How a $40 Million Loan Fund is Helping Underserved Entrepreneurs Grow
JPMorgan Chase’s Entrepreneurs of Color Fund is providing necessary capital to fuel more than 200 U.S. black- and latino-owned businesses.
According to research by Professor Michael S. Barr from the University of Michigan, black and latino-owned businesses are opening at a record rates, however they are more likely to rely on personal and family savings than outside funding – restricting their growth.footnote i
Melissa Butler, founder and CEO of The Lip Bar, knows this problem all too well. While preparing to launch with a major national retailer, Butler couldn't secure the funding she needed to grow her budding cosmetics company, despite having a contract in place. It was then that she learned about the Entrepreneurs of Color Fund – a program supported by JPMorgan Chase’s Small Business Forward initiative, a $150 million effort to help entrepreneurs access the capital and the technical assistance they need to expand.
With the help of local partners like the Detroit Development Fund, in 2017 Butler obtained an initial loan to produce the necessary inventory and is now in over 450 stores nationwide.
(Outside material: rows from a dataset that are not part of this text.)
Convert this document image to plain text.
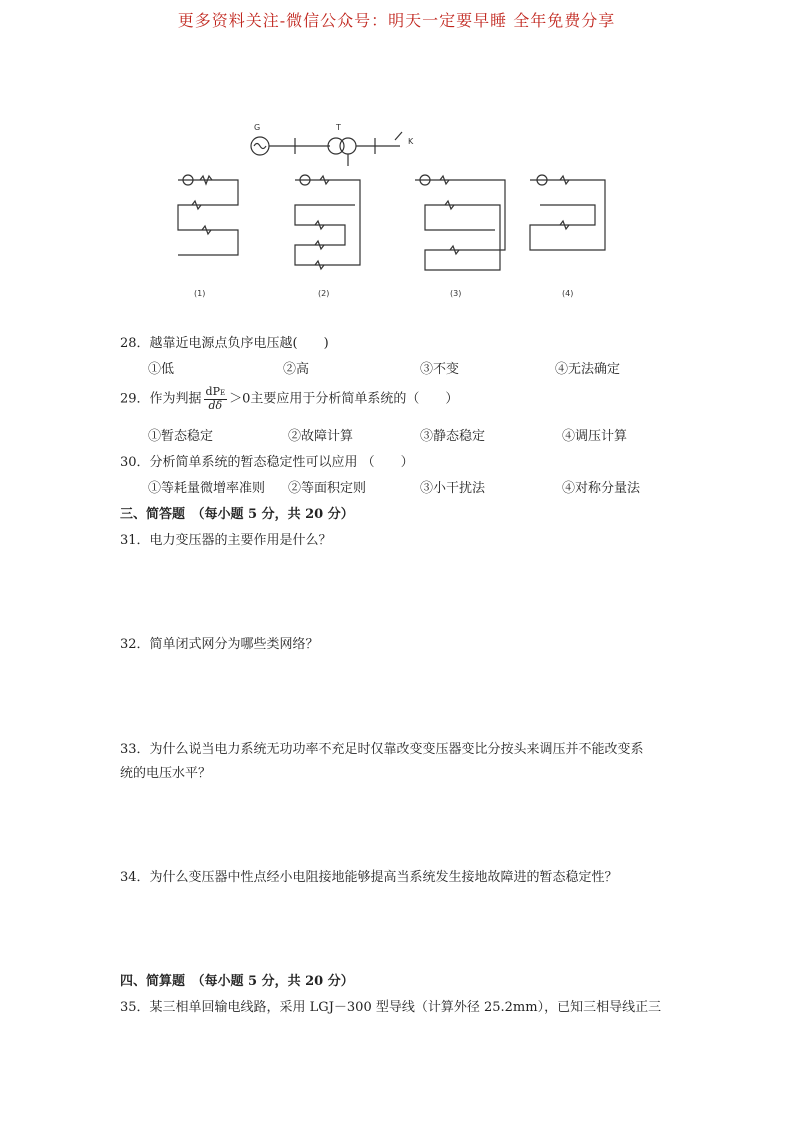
更多资料关注-微信公众号：明天一定要早睡 全年免费分享
G	T
K
(1)	(2)	(3)	(4)
28．越靠近电源点负序电压越(　　)
①低	②高	③不变	④无法确定
29．作为判据 $\frac{\text{dPE}}{d\delta} >0$主要应用于分析简单系统的（　　）
①暂态稳定	②故障计算	③静态稳定	④调压计算
30．分析简单系统的暂态稳定性可以应用 （　　）
①等耗量微增率准则 ②等面积定则	③小干扰法	④对称分量法
三、简答题　（每小题 5 分，共 20 分）
31．电力变压器的主要作用是什么？
32．简单闭式网分为哪些类网络？
33．为什么说当电力系统无功功率不充足时仅靠改变变压器变比分按头来调压并不能改变系
统的电压水平？
34．为什么变压器中性点经小电阻接地能够提高当系统发生接地故障进的暂态稳定性？
四、简算题　（每小题 5 分，共 20 分）
35．某三相单回输电线路，采用 LGJ－300 型导线（计算外径 25.2mm），已知三相导线正三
Between 2015 and 2018, more than 200 minority-owned businesses, like Butler’s, have received more than $9.5 million in capital from the Entrepreneurs of Color Fund.
Initially launched in Detroit, the fund has since expanded to assist entrepreneurs in Chicago, San Francisco, South Bronx and - most recently the Greater Washington region. To date, JPMorgan Chase's $16.9 million investment has attracted an additional $23.5 million in external capital and has created or preserved more than 1,200 jobs in the process.
Helping to drive this progress are local partners across the nation, including:
- Detroit Development Fund;
- Chicago’s Local Initiatives Support Corporation and Accion Chicago;
- San Francisco’s Working Solutions;
- South Bronx’s Accion East and Excelsior Growth Fund; and
- Greater Washington’s Latino Economic Development Center (LEDC), Capital Impact Partners, Washington Area Community Investment Fund (Wacif), and the Coalition for Nonprofit Housing and Economic Development.